Michael B. McShane – Appeals Judge
CONCUR:
Judy L. S. Barnes – Appeals Judge
Concurring and Dissenting Opinion:
I concur in the result insofar as it determines that the carrier is liable to the claimant for the payment of supplemental income benefits (SIBs) for the first four quarters because the effect of the carrier’s waiver of its right to contest the claimant’s entitlement to SIBs for those quarters resulted in the carrier’s liability for such payments. I dissent from the majority’s decision insofar as it determines that the carrier is liable for payment of SIBs for the fifth quarter because the claimant was found by the hearing officer not to be entitled to SIBs for the first four quarters and therefore lost his entitlement to all future SIBs pursuant to Section 408.146(c).

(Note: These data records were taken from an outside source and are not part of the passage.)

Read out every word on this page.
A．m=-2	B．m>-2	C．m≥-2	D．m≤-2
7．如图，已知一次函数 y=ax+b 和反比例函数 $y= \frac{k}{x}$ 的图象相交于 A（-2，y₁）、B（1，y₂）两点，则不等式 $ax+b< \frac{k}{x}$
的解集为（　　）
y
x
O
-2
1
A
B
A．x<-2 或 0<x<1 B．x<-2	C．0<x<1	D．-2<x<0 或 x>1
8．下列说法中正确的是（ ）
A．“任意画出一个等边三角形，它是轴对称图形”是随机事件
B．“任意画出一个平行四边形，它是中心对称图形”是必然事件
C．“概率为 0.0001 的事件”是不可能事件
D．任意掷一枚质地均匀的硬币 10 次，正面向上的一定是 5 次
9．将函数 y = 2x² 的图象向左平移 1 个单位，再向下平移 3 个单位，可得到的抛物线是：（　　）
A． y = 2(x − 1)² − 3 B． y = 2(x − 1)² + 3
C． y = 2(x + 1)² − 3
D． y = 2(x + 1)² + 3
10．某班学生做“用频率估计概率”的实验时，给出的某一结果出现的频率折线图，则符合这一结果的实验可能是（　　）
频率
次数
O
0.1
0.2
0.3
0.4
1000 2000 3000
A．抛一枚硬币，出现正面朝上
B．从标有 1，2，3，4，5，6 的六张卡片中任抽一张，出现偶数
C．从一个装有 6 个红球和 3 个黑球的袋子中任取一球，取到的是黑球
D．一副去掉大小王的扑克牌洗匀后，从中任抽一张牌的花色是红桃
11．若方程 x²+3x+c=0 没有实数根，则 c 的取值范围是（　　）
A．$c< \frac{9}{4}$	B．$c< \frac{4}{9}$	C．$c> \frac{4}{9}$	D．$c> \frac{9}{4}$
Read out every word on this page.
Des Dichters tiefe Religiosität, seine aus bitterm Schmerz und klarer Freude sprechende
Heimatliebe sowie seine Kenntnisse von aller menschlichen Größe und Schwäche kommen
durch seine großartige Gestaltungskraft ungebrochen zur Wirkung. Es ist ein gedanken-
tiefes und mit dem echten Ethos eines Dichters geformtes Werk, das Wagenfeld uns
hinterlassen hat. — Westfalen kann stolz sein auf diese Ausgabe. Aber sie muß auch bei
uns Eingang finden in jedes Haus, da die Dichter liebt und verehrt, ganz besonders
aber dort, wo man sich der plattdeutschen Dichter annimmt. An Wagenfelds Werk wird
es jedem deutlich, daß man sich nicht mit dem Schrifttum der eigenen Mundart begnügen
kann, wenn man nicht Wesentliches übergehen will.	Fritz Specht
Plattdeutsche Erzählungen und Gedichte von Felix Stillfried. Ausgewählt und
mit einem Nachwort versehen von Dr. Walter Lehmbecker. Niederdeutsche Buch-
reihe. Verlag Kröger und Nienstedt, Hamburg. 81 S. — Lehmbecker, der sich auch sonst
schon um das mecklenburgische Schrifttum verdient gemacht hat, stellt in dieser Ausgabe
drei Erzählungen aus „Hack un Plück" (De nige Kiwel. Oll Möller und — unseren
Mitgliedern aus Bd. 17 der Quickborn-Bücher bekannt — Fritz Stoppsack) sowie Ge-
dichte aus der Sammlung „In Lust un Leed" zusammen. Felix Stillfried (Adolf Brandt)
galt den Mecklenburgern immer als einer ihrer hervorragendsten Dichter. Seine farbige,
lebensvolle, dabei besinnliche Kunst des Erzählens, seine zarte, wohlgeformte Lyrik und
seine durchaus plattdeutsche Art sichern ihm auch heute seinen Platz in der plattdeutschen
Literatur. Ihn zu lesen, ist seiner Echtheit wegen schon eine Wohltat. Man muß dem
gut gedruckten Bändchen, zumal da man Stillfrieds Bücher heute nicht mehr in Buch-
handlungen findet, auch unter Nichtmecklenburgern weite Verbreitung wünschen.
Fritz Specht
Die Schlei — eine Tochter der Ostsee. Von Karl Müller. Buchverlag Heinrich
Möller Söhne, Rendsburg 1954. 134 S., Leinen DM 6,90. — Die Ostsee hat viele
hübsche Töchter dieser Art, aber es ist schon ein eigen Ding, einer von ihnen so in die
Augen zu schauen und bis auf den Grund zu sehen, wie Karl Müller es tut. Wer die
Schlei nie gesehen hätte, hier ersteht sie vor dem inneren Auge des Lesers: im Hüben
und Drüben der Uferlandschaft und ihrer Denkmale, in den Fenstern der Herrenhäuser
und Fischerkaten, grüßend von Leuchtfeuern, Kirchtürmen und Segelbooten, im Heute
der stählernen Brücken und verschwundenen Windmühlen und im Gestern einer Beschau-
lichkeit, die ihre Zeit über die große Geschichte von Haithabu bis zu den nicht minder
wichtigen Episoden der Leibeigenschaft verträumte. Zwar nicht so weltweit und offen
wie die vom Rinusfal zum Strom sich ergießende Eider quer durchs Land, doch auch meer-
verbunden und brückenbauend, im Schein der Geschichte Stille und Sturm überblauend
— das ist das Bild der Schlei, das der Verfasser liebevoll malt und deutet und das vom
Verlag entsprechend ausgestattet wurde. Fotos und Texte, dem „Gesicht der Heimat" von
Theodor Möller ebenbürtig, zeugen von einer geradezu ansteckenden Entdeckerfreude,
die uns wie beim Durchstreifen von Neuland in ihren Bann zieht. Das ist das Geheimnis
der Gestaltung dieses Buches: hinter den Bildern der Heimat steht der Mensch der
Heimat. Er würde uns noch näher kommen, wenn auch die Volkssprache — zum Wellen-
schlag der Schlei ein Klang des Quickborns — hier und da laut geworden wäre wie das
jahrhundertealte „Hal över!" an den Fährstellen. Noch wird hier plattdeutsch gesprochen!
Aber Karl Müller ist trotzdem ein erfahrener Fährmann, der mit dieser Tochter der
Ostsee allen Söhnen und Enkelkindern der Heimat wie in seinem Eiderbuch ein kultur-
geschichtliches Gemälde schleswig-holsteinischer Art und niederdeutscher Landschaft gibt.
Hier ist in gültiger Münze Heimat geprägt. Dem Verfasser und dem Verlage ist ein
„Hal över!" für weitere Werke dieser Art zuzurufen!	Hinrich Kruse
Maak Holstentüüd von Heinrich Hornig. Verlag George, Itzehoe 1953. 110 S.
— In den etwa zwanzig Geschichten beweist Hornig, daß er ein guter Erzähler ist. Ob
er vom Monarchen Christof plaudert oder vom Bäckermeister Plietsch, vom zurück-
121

Section 408.142(a) provides that an employer is “entitled” to SIBS “if” the employee satisfies the four stated statutory requirements. In my view, the obverse is true, to wit: if the four statutory elements are not met, the employee is not “entitled” to SIBs. Based on the evidence and considering the statutory requirements for entitlement to SIBs, the hearing officer found that the claimant did not make a good faith effort to obtain employment commensurate with his ability to work during the qualifying periods for the first five quarters. Based on those findings, the hearing officer concluded that the claimant is not entitled to SIBs for the first five quarters. The hearing officer further found that the carrier failed to timely file its disputes of entitlement for the first five quarters and concluded that the carrier had waived its right to contest the claimant’s entitlement to SIBs for those quarters. Based on those findings and conclusions the hearing officer’s Decision states that the claimant is not entitled to SIBs for the first five quarters and that because of its waivers, the carrier is liable to the claimant for payment of SIBs for those quarters.
In my opinion, the effect of the waivers was not to establish that the claimant was entitled to SIBs but rather to establish that the carrier is liable for their payment. The hearing officer determined on the merits of the evidence and the statutory requirements that the claimant is not entitled to SIBs for the first four quarters notwithstanding that she also determined that the carrier is liable for their payment because of the waivers. Accordingly, the claimant has been determined to be not entitled to SIBs for the first four quarters and Section 408.146(c) provides that he has lost entitlement to all future SIBs after the first four
quarters. The case relied on by the majority, Texas Workers’ Compensation Commission Appeal No. 990849, decided May 27, 1999 is inapposite because it involved overlapping SIBs periods from two injuries.